Приговор читали два дня. Вердикт стал для всех шоком. Спустя четыре с лишним года эти воспоминания все еще вызывают у женщин слезы.
"Было очень страшно. Я плохо помню, что происходило. Как вынесли, как повезли в СИЗО – вообще не осталось воспоминаний об этом. В ушах шумело. Многие с первого раза не понимали, какие сроки – судье приходилось повторять. Кто-то из мужчин бил себя по лицу, чтобы осознать происходящее", – вспоминает Ирина.
Елена Харина, в отличие от остальных, никому из родных не сказала о своем уголовном деле. Знала только пара подруг. Решила: ну, дадут максимум условно, о таком можно и не рассказывать.
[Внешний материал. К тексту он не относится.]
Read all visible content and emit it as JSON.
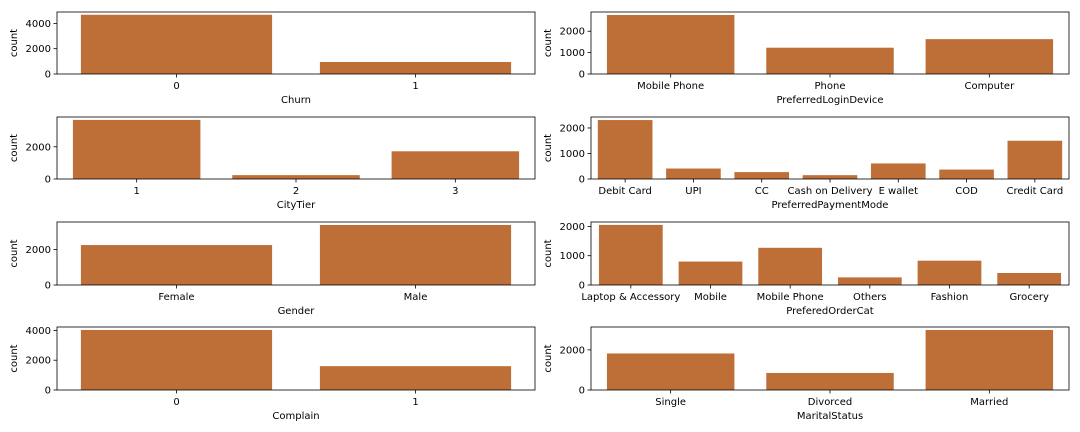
{
  "style": {
    "bar_color": "#be6e37",
    "axis_color": "#000000",
    "background": "#ffffff"
  },
  "chart_data": [
    {
      "type": "bar",
      "xlabel": "Churn",
      "ylabel": "count",
      "categories": [
        "0",
        "1"
      ],
      "values": [
        4680,
        950
      ],
      "ylim": [
        0,
        4900
      ],
      "yticks": [
        0,
        2000,
        4000
      ],
      "grid": false
    },
    {
      "type": "bar",
      "xlabel": "PreferredLoginDevice",
      "ylabel": "count",
      "categories": [
        "Mobile Phone",
        "Phone",
        "Computer"
      ],
      "values": [
        2760,
        1230,
        1630
      ],
      "ylim": [
        0,
        2900
      ],
      "yticks": [
        0,
        1000,
        2000
      ],
      "grid": false
    },
    {
      "type": "bar",
      "xlabel": "CityTier",
      "ylabel": "count",
      "categories": [
        "1",
        "2",
        "3"
      ],
      "values": [
        3670,
        240,
        1720
      ],
      "ylim": [
        0,
        3850
      ],
      "yticks": [
        0,
        2000
      ],
      "grid": false
    },
    {
      "type": "bar",
      "xlabel": "PreferredPaymentMode",
      "ylabel": "count",
      "categories": [
        "Debit Card",
        "UPI",
        "CC",
        "Cash on Delivery",
        "E wallet",
        "COD",
        "Credit Card"
      ],
      "values": [
        2310,
        410,
        270,
        150,
        610,
        370,
        1500
      ],
      "ylim": [
        0,
        2430
      ],
      "yticks": [
        0,
        1000,
        2000
      ],
      "grid": false
    },
    {
      "type": "bar",
      "xlabel": "Gender",
      "ylabel": "count",
      "categories": [
        "Female",
        "Male"
      ],
      "values": [
        2250,
        3380
      ],
      "ylim": [
        0,
        3550
      ],
      "yticks": [
        0,
        2000
      ],
      "grid": false
    },
    {
      "type": "bar",
      "xlabel": "PreferedOrderCat",
      "ylabel": "count",
      "categories": [
        "Laptop & Accessory",
        "Mobile",
        "Mobile Phone",
        "Others",
        "Fashion",
        "Grocery"
      ],
      "values": [
        2050,
        800,
        1270,
        260,
        830,
        410
      ],
      "ylim": [
        0,
        2150
      ],
      "yticks": [
        0,
        1000,
        2000
      ],
      "grid": false
    },
    {
      "type": "bar",
      "xlabel": "Complain",
      "ylabel": "count",
      "categories": [
        "0",
        "1"
      ],
      "values": [
        4030,
        1600
      ],
      "ylim": [
        0,
        4230
      ],
      "yticks": [
        0,
        2000,
        4000
      ],
      "grid": false
    },
    {
      "type": "bar",
      "xlabel": "MaritalStatus",
      "ylabel": "count",
      "categories": [
        "Single",
        "Divorced",
        "Married"
      ],
      "values": [
        1820,
        850,
        2990
      ],
      "ylim": [
        0,
        3140
      ],
      "yticks": [
        0,
        2000
      ],
      "grid": false
    }
  ]
}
"Не хотела, чтобы семья переживала зря. А на второй день читки уже поняла, к чему дело идет. Начала звонить родным прямо в зале суда и говорить, что меня сейчас посадят. В общем, хотела как лучше, а получилось как всегда.
Сейчас думаю: ну да, я могла тоже заключить досудебное. И наговорить на них. Но как? Как сказать такое про незнакомого человека? И с этим же надо жить потом", – говорит Елена.
Женщины говорят, что за время в колонии обиды на тех, кто дал против них показания, прошли. Но вопросы к правоохранительной системе остались.
"Я считала, что страшный грех – это убийство человека. А сейчас отбываю наказание с людьми, которые получили за это срок меньше моего. В общем, очутившись тут, мы стали немного больше знать о нашей судебной системе. У меня вообще с ног на голову перевернулось все восприятие о мире. Никогда ни в каких организациях не состояла – так "засунули" в ОПГ.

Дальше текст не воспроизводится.